Tamara Drewe and the comedy of going plastic in a rustic world
Comely, independent, willful young lass returns to collect family inheritance in rural England, drives the local men wild, makes several misalliances, and inadvertently precipitates a catastrophe before nature finally takes its course. Adapted from Posy Simmonds' excellent graphic novel, Tamara Drewe knowingly updates Thomas Hardy's gloomy pastoral Far From the Madding Crowd and entertainingly postscripts Hans Christian Andersen's "Ugly Duckling."
As directed by old pro Stephen Frears (The Queen, The Grifters, Dangerous Liaisons), the film is an ensemble affair, akin to a weekend-party comedy. The country house is a working writers retreat ("far from the madding crowd" per its classified ad), owned by a smugly successful, womanizing hack (Roger Allam) and administered by his long-suffering, cake-baking domestic muse (Tamsin Greig). Notable residents include a Hardy-specializing academic nebbish (Bill Camp) and the farm's hunky handyman (Luke Evans). The eponymous heroine, formerly burdened with a world-class honker, makes her triumphant, nose-jobbed reappearance in the near-perfect form of Bond girl Gemma Arterton. The guys are smitten from the moment she bounds over the fence in tank top and cut-offs, although she confounds them by taking up with a sullen rock star on sabbatical (Dominic Cooper).
The dramatis personae are rounded out by a dissolute pair of local teens (Charlotte Christie and Jessica Barden) who worship the rocker, resent Tamara and loathe the smooth and doughy hack. Commenting on the action as a rude Greek chorus even while providing the plot's deus ex machina, the schoolgirls are the movie's funniest characters; Tamara, whom they call "Plastic," is the most complex. Despite the evident pleasure that this adventurous, super-confident creature takes in her newly acquired powers (she's a newspaper columnist as well as a beauty), her anatomy is still her destiny: Tamara's dealings with men are as consistently unfortunate as those of her less attractive sisters, the hack's matronly wife and the rocker's adolescent admirers.
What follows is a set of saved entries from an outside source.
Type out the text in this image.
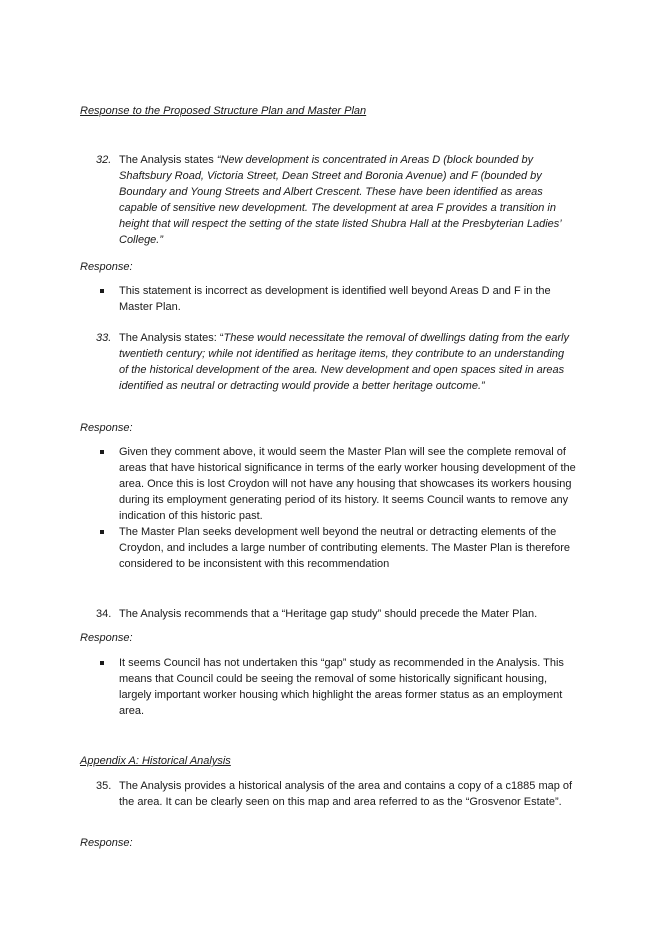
Response to the Proposed Structure Plan and Master Plan
32. The Analysis states “New development is concentrated in Areas D (block bounded by Shaftsbury Road, Victoria Street, Dean Street and Boronia Avenue) and F (bounded by Boundary and Young Streets and Albert Crescent. These have been identified as areas capable of sensitive new development. The development at area F provides a transition in height that will respect the setting of the state listed Shubra Hall at the Presbyterian Ladies’ College.”
Response:
This statement is incorrect as development is identified well beyond Areas D and F in the Master Plan.
33. The Analysis states: “These would necessitate the removal of dwellings dating from the early twentieth century; while not identified as heritage items, they contribute to an understanding of the historical development of the area. New development and open spaces sited in areas identified as neutral or detracting would provide a better heritage outcome.”
Response:
Given they comment above, it would seem the Master Plan will see the complete removal of areas that have historical significance in terms of the early worker housing development of the area. Once this is lost Croydon will not have any housing that showcases its workers housing during its employment generating period of its history. It seems Council wants to remove any indication of this historic past.
The Master Plan seeks development well beyond the neutral or detracting elements of the Croydon, and includes a large number of contributing elements. The Master Plan is therefore considered to be inconsistent with this recommendation
34. The Analysis recommends that a “Heritage gap study” should precede the Mater Plan.
Response:
It seems Council has not undertaken this “gap” study as recommended in the Analysis. This means that Council could be seeing the removal of some historically significant housing, largely important worker housing which highlight the areas former status as an employment area.
Appendix A: Historical Analysis
35. The Analysis provides a historical analysis of the area and contains a copy of a c1885 map of the area. It can be clearly seen on this map and area referred to as the “Grosvenor Estate”.
Response:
Tamara Drewe is self-consciously rustic (cut to shot of urinating cows) and broadly played, particularly by comparison to Simmonds' darker, more nuanced novel, in which the characters are less cuddly and the denouement not so tidy. Frears might have accelerated the comic pacing, but the story is a good one and events come nicely to boil. There have been far worse literary chick-flicks. Still, Woody Allen, to name one worker in the field, would doubtlessly have provided funnier one-liners.